Harassment of indigenous community
For over a decade, the indigenous population of Madhupur has been vociferously protesting the Forest Department's move to encroach upon their lands to set up a national and Eco Park to promote eco-tourism. It is unfortunate that not only has the Forest Department repeatedly ignored the pleas of the local community which depend on these lands for their lives and livelihoods, but it has also allegedly filed false cases against those protesting the move. According to the indigenous people, as many as 1,098 false cases have been filed by the forest department against 184 local indigenous families. This is a serious allegation, which if true, is a gross violation of basic human rights and constitutional guarantees.
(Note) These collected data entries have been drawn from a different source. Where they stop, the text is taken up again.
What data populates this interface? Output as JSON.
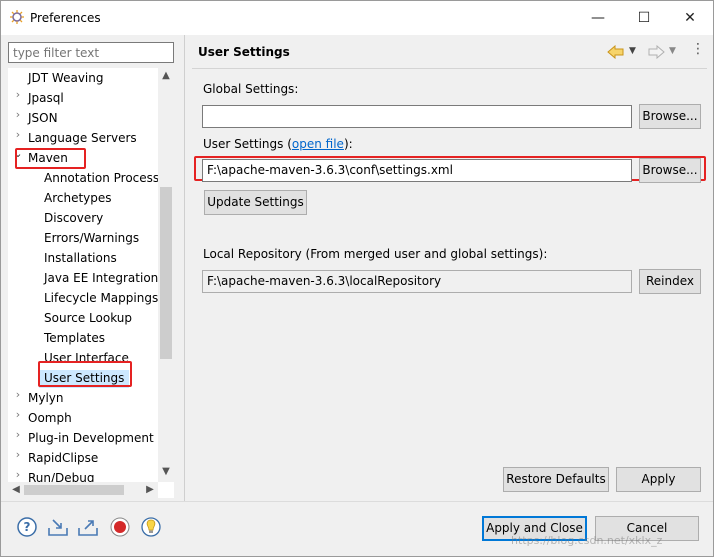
{
  "window": {
    "title": "Preferences",
    "minimize_glyph": "—",
    "maximize_glyph": "☐",
    "close_glyph": "✕"
  },
  "filter": {
    "placeholder": "type filter text"
  },
  "tree": {
    "items": [
      {
        "label": "JDT Weaving",
        "expander": ""
      },
      {
        "label": "Jpasql",
        "expander": "›"
      },
      {
        "label": "JSON",
        "expander": "›"
      },
      {
        "label": "Language Servers",
        "expander": "›"
      },
      {
        "label": "Maven",
        "expander": "⌄"
      },
      {
        "label": "Annotation Process",
        "expander": ""
      },
      {
        "label": "Archetypes",
        "expander": ""
      },
      {
        "label": "Discovery",
        "expander": ""
      },
      {
        "label": "Errors/Warnings",
        "expander": ""
      },
      {
        "label": "Installations",
        "expander": ""
      },
      {
        "label": "Java EE Integration",
        "expander": ""
      },
      {
        "label": "Lifecycle Mappings",
        "expander": ""
      },
      {
        "label": "Source Lookup",
        "expander": ""
      },
      {
        "label": "Templates",
        "expander": ""
      },
      {
        "label": "User Interface",
        "expander": ""
      },
      {
        "label": "User Settings",
        "expander": ""
      },
      {
        "label": "Mylyn",
        "expander": "›"
      },
      {
        "label": "Oomph",
        "expander": "›"
      },
      {
        "label": "Plug-in Development",
        "expander": "›"
      },
      {
        "label": "RapidClipse",
        "expander": "›"
      },
      {
        "label": "Run/Debug",
        "expander": "›"
      }
    ]
  },
  "page": {
    "title": "User Settings",
    "global_label": "Global Settings:",
    "global_value": "",
    "browse1": "Browse...",
    "user_label_prefix": "User Settings (",
    "user_label_link": "open file",
    "user_label_suffix": "):",
    "user_value": "F:\\apache-maven-3.6.3\\conf\\settings.xml",
    "browse2": "Browse...",
    "update": "Update Settings",
    "local_label": "Local Repository (From merged user and global settings):",
    "local_value": "F:\\apache-maven-3.6.3\\localRepository",
    "reindex": "Reindex",
    "restore": "Restore Defaults",
    "apply": "Apply"
  },
  "footer": {
    "apply_close": "Apply and Close",
    "cancel": "Cancel",
    "watermark": "https://blog.csdn.net/xklx_z"
  },
  "colors": {
    "highlight": "#e52222",
    "selection": "#cce8ff",
    "link": "#0066cc"
  }
}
The Forest Department initiated the Forest Conservation and Eco Tourism Project in 2000 to build an Eco Park on 3,000 acres of the forest in Madhupur. The indigenous people have waged a movement against the park since 2004, but their protests were met with harassment and even violence, with one indigenous youth shot dead and another 25, including women and children, injured with bullet wounds as the police and forest guards opened fire on a protest march in the same year. Since then, the community has faced different forms of harassment and violence, including filing of false cases.
It is counter-productive and counter-intuitive to us that an Eco Park is being built displacing the local indigenous community, in whose lives and culture, the land and nature plays an important part. What, we wonder, is the point of development if it wrecks and displaces lives?
We urge the government to withdraw these false cases immediately, ensure traditional land rights of the community and include them in decision-making processes that affect their lives.